Pinot Noir is the most seductive of all grapes. It’s wine brings forth rich fruit perfume and clear flavours.
The name comes from the French words for “pine” and “black” alluding to the tight cone like clusters of grapes on the vine.
This is the famous red Burgundy grape, its best examples are from the Côte d’Or which include Côte de Nuits and Côte de Beaune. Pinot Noir has also proved successful in Oregon, California and New Zealand, with some other warmer climate new world regions producing a more jammy baked style.
Pinot Noir is rarely blended only in Champagne (along with Pinot Meunier and Chardonnay). As it is sweeter and less tannic than Cabernet and has a richer texture, Pinot Noir can be enjoyed at a far younger age.
Pinot Noir the toughest grape to grow and vinify. It has delicate thin skin making it susceptible to rot and mildew in the vineyards and is sensitive to fermentation methods and yeast strains in the winery, however when successful these delicate cool climate Burgundian grapes can produce such elegance and extraordinary silkiness in the wine with predominantly lush red fruit character – raspberries, strawberries, cherries, cranberries and roses with occasional hints of sandalwood, incense and exotic spices. When aged, the wine will develop extraordinary complexity and exude such finesse with a range of rich, savoury, gamey, mushroom, farmyard flavours.
Especially those from the more northerly region of Côte de Nuits.
Famous examples from this region include: Gevrey-Chambertin, Chambolle-Musigny, Vosne-Romanée and Nuits St. George. Lighter Beaune styles include: Pommard, Volnay and Santenay.
Pinot Noir gained notoriety in the 2004 cult movie “Sideways” which brought about a huge demand for this variety and sent Pinot Noir sales through the roof which in turn led to a lot of media attention and write ups, such as:
It’s flavors are sensuous, often erotic, above rational discourse and beyond powers of measured criticism.
– Oz Clarke
Pinot Noir is a righteous grape, chock full of incredible texture and hedonistic pleasures; it is sex in a glass, so seductive that it is hard to say no to.
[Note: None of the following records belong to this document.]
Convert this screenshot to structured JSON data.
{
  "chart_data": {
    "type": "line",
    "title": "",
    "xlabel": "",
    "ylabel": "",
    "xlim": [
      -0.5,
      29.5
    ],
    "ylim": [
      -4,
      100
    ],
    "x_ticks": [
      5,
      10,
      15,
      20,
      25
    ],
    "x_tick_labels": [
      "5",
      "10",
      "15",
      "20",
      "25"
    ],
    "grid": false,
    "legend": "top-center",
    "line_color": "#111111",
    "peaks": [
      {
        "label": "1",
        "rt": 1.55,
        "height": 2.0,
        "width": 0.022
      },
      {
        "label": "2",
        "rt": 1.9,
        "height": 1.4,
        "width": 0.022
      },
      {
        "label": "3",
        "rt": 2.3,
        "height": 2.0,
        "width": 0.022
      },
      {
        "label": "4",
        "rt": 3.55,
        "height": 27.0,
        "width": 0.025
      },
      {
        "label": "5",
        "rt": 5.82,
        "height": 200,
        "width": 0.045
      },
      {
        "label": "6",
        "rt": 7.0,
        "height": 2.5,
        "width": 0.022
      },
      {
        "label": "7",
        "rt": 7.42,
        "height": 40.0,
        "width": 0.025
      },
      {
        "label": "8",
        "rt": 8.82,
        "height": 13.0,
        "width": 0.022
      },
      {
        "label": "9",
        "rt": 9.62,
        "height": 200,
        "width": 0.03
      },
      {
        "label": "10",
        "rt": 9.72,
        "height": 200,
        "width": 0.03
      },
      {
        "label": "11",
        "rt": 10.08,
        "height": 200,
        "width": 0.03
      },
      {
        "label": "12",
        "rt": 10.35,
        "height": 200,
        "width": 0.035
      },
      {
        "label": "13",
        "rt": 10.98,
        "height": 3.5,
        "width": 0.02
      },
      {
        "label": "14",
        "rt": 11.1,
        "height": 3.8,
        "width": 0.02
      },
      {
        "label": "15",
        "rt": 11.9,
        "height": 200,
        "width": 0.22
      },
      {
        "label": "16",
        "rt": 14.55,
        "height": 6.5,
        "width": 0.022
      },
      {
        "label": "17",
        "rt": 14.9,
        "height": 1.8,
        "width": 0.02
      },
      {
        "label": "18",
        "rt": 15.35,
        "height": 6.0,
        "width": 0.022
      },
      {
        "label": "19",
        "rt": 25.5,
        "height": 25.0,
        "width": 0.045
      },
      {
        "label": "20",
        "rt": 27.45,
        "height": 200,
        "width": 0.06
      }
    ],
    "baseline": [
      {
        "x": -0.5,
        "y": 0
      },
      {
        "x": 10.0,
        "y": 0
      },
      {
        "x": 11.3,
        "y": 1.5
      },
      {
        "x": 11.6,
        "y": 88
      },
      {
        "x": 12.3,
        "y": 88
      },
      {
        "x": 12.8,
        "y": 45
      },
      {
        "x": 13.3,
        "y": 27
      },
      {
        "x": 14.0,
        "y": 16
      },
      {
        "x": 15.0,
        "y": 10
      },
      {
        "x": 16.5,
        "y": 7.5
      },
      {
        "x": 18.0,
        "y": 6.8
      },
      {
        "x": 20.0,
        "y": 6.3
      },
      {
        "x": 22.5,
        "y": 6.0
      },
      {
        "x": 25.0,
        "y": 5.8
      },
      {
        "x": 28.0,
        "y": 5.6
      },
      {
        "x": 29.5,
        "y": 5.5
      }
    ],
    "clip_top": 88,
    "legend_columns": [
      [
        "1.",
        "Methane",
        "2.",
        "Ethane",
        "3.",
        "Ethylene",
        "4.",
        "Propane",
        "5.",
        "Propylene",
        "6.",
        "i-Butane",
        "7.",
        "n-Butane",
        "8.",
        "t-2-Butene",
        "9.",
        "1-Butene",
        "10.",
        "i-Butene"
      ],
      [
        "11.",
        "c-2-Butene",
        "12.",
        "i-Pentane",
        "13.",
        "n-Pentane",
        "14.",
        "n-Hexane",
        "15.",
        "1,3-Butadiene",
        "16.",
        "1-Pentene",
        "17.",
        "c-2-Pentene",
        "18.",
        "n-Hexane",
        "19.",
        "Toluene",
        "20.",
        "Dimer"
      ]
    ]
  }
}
– Master Sommelier Madeline Triffon
Here are some quick food matches for each main Pinot Noir region/style:
Burgundy- Côte D’Or
Côte de Nuits: these wines are more substantial and tannic than Beaune and can take on big flavours of game such as pigeon and venison. Côte de Beaune: lighter style and better suited to milder game such as pheasant, rabbit. Classic dishes such as beef Bourgiugnon and vegetarian mushroom based dishes would go equally as well with classic Burgundy styles.
Côte Chalonnaise & Macon:
These wines echo the style of Côte de Nuits but are less deep, complex and long lived with more earthiness than silkiness. Food match- game, casseroles ( beef, chicken in red wine and pork).
Alsace & Sancerre:
Northern French regions produce Pinots that are light, strawberry ish and far removed from the gaminess of Côte d’Or. These make lovely summer wines and pair well with fish such as red mullet and salmon.
California: Producing delicious, complex Pinot Noir with lush raspberry fruit and French oak these wines match well with duck, turkey, ham and ‘meaty’ fish. While Oregon, once hyped as the new worlds Côte d’Or produces Pinots similar in style to burgundy and so pair excellently with game.
Australia’s Pinot Noir can be elegant and supple but lack complexity making them a very versatile food match similar to California.
New Zealand’s cooler climate produce fine Pinot Noir with penetrating dark fruit. Food match- game, duck with lighter styles pairing well with fish.
South Africa are beginning to produce wines similar in style to Burgundy with good complexity. Food match – game.
Chile: Pinot Noir is in my opinion so much bang for you buck, tonnes of flavour perfect all rounder fruit forward style that goes well with fish, ham and pork.
In Germany Pinot Noir (Spätburgunder) usually makes light, sweetish reds which pair well charcuterie and even Chinese dishes and other Asian cuisine. However Baden in the south produce exceptional, oak aged, French style Pinot. Similar to wines from Austria where Pinot Noir is called Blauburgunder. Both best matched with game or duck.
Switzerland: these Pinots are often blended with Gamay (Beaujolais grape) and give light simpler wines best matched with light charcuterie.